Support for PINU or the Christian Democrats was not a brilliant option. These elections may have been their last opportunity for public presence. Sharing barely 3.3% of the total vote after two decades of existence, they are little more than useful adornments highlighting the traditional parties as the only political structures capable of mobilizing and controlling the Honduran people.
The last elections confirmed that the Honduran people are still very marked by the long history of traditionalism, dependence on authority figures and, above all, promises from above. Whether because of that traditionalism or the control of the established power, or even the patronage that surrounds the parties and their candidates, the people still put their hopes for change in the electoral process. It is, thus, an activity that no political sector can yet eschew if it truly seeks to make proposals that reach the majority of the people.
At the same time, however, the unprecedented 26% absentee rate in the recent elections shows an emerging critical consciousness in a sector of Honduran society. While still few, these people could be looking for an alternative to traditional parties that try to appear rejuvenated without ever separating themselves from a history that tarnishes even young leaders like Callejas.

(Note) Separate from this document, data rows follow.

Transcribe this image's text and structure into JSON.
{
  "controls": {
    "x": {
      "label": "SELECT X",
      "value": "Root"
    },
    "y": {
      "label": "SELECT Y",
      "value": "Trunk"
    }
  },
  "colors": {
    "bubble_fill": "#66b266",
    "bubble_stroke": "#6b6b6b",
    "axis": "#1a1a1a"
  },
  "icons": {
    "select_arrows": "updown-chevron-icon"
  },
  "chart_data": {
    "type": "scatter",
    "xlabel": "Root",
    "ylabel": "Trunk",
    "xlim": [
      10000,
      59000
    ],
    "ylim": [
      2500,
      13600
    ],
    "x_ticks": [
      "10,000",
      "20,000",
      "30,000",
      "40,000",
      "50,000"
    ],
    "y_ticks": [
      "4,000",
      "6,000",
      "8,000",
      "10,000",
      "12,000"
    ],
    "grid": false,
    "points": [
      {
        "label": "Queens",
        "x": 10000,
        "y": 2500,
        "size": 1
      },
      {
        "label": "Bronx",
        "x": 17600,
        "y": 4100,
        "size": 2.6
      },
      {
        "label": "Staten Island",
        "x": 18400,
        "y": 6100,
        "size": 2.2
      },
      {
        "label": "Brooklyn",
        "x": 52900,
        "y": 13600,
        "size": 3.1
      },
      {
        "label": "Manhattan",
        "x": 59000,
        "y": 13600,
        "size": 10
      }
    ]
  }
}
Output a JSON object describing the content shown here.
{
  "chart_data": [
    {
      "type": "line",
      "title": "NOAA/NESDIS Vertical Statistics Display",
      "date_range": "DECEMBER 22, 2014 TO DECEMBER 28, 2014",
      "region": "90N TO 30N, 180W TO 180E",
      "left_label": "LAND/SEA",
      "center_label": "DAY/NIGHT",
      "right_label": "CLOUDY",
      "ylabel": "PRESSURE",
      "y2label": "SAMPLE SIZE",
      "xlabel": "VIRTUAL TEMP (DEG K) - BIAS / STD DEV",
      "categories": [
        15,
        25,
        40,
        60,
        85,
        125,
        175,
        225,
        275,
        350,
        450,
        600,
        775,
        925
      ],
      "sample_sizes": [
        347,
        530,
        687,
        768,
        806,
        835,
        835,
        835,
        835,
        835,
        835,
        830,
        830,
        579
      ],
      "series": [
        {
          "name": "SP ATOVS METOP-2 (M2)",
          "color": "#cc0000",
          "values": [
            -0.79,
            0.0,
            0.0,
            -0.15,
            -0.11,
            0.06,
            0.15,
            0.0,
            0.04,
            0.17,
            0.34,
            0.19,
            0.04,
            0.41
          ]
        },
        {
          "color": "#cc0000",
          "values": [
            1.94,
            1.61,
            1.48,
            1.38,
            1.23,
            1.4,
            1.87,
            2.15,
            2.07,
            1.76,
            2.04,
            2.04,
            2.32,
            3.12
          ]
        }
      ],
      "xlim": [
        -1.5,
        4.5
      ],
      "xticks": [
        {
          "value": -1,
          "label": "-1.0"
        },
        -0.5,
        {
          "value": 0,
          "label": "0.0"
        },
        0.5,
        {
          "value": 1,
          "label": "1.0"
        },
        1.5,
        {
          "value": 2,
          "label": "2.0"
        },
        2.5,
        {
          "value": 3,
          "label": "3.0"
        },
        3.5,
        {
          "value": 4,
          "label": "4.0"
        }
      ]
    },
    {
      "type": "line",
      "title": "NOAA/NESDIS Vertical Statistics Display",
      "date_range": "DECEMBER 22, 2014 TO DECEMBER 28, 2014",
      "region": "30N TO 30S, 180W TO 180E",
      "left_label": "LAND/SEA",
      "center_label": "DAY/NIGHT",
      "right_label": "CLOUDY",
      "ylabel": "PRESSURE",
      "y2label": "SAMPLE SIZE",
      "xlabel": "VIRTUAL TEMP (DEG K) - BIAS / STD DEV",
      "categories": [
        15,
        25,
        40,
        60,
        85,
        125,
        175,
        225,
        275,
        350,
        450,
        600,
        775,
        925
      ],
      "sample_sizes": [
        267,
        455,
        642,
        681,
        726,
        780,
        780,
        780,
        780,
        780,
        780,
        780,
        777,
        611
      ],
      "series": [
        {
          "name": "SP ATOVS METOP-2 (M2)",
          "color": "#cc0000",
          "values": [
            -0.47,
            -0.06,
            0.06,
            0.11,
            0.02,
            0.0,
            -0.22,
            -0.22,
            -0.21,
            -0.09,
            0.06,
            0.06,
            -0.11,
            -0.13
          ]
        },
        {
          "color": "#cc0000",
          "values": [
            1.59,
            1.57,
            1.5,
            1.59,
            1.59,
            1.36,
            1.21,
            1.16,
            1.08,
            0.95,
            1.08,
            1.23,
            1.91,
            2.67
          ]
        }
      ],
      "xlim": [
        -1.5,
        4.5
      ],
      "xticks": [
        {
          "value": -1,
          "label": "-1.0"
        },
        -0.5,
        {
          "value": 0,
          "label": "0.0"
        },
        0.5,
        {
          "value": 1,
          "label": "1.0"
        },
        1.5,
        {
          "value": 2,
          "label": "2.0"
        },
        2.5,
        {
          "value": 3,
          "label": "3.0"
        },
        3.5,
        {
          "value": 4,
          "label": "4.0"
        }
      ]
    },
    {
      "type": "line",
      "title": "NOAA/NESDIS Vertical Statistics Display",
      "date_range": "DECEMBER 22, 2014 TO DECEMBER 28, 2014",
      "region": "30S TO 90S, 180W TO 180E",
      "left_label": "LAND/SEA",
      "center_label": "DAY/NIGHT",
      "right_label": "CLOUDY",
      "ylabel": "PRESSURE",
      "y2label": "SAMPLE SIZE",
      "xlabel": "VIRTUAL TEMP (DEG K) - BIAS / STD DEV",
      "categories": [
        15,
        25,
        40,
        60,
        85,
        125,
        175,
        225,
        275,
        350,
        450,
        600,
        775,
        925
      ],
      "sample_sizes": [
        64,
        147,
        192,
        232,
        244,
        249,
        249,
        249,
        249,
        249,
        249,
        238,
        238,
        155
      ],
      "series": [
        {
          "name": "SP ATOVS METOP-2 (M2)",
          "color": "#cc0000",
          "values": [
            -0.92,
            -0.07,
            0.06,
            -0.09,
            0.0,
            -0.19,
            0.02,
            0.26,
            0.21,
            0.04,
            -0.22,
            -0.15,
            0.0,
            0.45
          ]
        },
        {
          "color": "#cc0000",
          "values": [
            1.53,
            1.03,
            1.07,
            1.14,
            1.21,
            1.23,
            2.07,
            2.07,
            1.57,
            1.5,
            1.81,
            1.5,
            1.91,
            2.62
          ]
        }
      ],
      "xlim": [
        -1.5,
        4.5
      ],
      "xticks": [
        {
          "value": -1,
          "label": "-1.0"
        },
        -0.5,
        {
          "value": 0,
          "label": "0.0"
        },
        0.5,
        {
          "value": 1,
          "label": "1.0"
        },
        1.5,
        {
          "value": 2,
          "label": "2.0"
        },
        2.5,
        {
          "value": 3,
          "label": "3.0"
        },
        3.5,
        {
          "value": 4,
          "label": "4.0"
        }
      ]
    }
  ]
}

A new road: Doing electoral battleA month before the elections, a new alliance was born with great fanfare. The Unified Popular Alliance (APU) joined together the National Farmworkers Confederation, students, a sector of the teachers union, several workers’ unions and groups of organized women, almost all of whom have a history in Honduras' political left. APU's first public proposal took up the electoral process by promoting the creation of a new political party. The proposal has initiated an important debate in the various political sectors of the Honduran Left. It could be a channel for the aspirations of the popular sectors and a way for the Left to find some national political space.
Open discussion forums held in the last months of the electoral process were another indicator of the change in political focus among popular leaders. The movement issued various calls for unity, based on minimum platforms of struggle, such as the document "For the Democratization of Honduras," proposed in October by FUTH, the Federations of University Professionals of Honduras, the Honduran Federation of Cooperatives and the Independent Federation of Honduran Workers, among others. The indicator was, of course, APU's call to form a new party. A major task for the coming year will be to further this unity. The popular movement's path is still strewn with pitfalls. Honduras' capitalist class, advised by the multilateral lending agencies, is becoming more sophisticated. With the disappearance of the old socialist schemes tainted by Stalinism, the movement must heal its sectarian wounds, evolve theoretically with proposals that can draw in the masses and, above all, develop the economic side of the movement, the only realistic basis for a viable political alternative. This will mean working with the cooperatives and groups of urban artisans, organizing grassroots technical assistance and popular education involving production, not just politics. Perhaps even more than any other factor, the movement's ability to do this will determine the possibilities and limits of the new government.